Commentary

Softcard Mobile Payments Closing, Shutting Down Accounts

Softcard, the failed mobile payments venture of Verizon, AT&T and T-Mobile, is officially calling it quits.

The email notice that Softcard is officially shutting down on March 31 went out yesterday to whomever might still be using the mobile payment service.

This follows the announcement last week that Google is purchasing the technology of Softcard (Google Wallet Wins; Softcard Bails from Mobile Payments).

In that announcement, there was no mention of what would happen to Softcard, though it seemed pretty obvious the company was done. Yesterday they made it official.

The service was doomed if not from the start back in 2010 then certainly along the way.

  • Its name. Certainly the least of its worries, but the company initially gave itself the unfortunate name of Isis. It didn’t even have the Isis website, instead using www.paywiththis.com. The company ultimately announced it would change its name, but didn’t yet have a new one. Later, someone came up with the name Softcard. The website named www.Softcard.com? Nope. Someone else had that. It would be www/GoSoftcard.com.
  • Getting it to work. To use Google Wallet was quite simple: download the Google Wallet app and use it. At its launch, to use Isis/Softcard was not so smooth. Download the app. Go to an official Verizon or AT&T “corporate” store, not a store that just sells those phones. Find someone in the store who knows about Isis/Softcard, which always struck me as somewhat ironic, since they were the owners of it. But I digress. Have the person who knows about it find the person who knows where the special SIM cards are for payments to work. Get the payments system registered, which took me an hour the first time around.
  • Testing & Training. Isis/Softcard was field tested in high-tech Austin and Salt Lake City. Then it was rolled out nationwide. Nuff said on that. When Starbucks introduced its payment service to consumers, it was after employees were trained in how to use the system. Details were even included in the training manual. When Isis/Softcard launched, it was announced with great fanfare, well before any kind of masses of employees at mobile phone stores or retailers expected to use it were trained, let alone heard about it.
  • How it Worked. I must admit, I was a bit put out when the carriers essentially got my Google Wallet booted off their systems. For the Isis/Softcard app to even load, a consumer faced the following message: “Set As Default: Softcard will replace Google Wallet as your default payment methods for Tap and pay transactions.” Not agreeing to make it the default, the app would not even load.
  • Where it worked. The app initially provided a lengthy, location-based list of places that accepted Isis/Softcard payments. On one day, I tried each one within a several mile radius in Boston.

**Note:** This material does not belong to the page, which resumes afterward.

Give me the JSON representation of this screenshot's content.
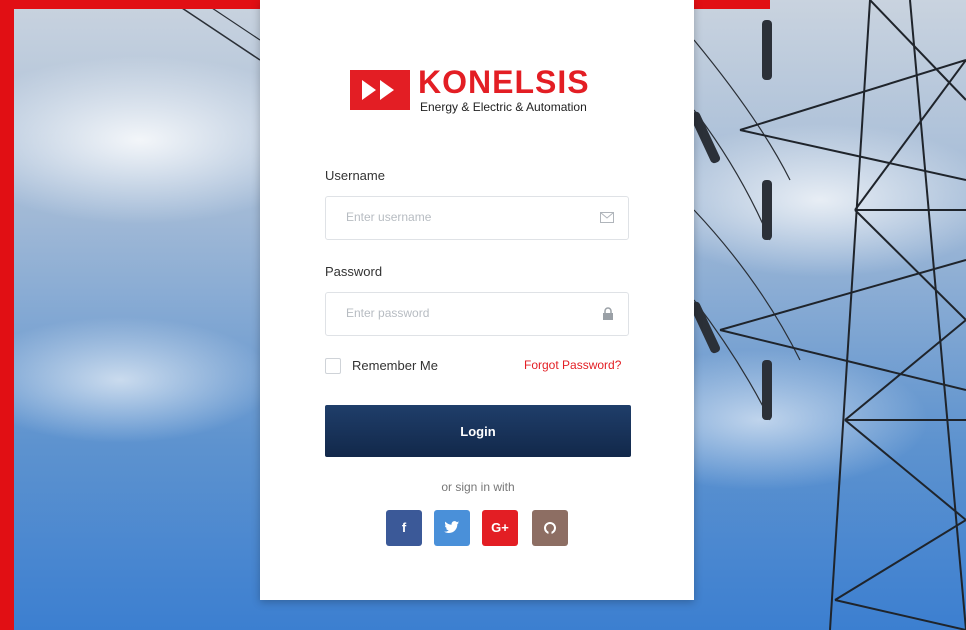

As with many other mobile innovations, I regularly tested Isis/Softcard in real life situations. In 2013, I visited multiple retailers that were identified as merchants accepting the mobile payments. It worked in none of them, as I wrote about here at the time (The Continuing Search to Use Isis Mobile Payments.)None of the locations even had the payment terminals required for mobile transactions.
  • Payment methods. Isis/Softcard used a very limited number of credit cards, initially only American Express Serve. I tossed away my plastic Swerve card when it arrived, since I planned to use the phone to pay. However, Isis/Softcard required the Swerve PIN number, which was tossed along with the card. No code, no payment approval. Added my normal Amex card into the thing and that worked. I left the Swerve card in the app anyway, though it never worked.
  • Along-the-way workers. Some issues were not necessarily as visible as others. Over the last few years, I routinely asked industry people in the know of their views of various mobile payment mechanisms. When it came to Isis/Softcard, a person would often say that he or she actually worked on it a while back, somewhere along the way. I would bump into an exec in Europe and he would say he had worked on it, somewhere along the way. The number of people who either did or claimed to work on the carriers’ mobile payment system became borderline comical. Lots of cooks, no chef.

While the Isis/Softcard app still worked today with no notice of any changes, the demise of the system was sent by email, not via the app. Yesterday, I received the following friendly email from Softcard:

“As of 3/31 your Softcard app will no longer work. You can continue to use the Softcard app until 3/31. After that your Account will be closed. To keep using a digital wallet app download Google Wallet now.”

Consider it done. With pleasure.

The Isis/Softcard tree just fell in the woods.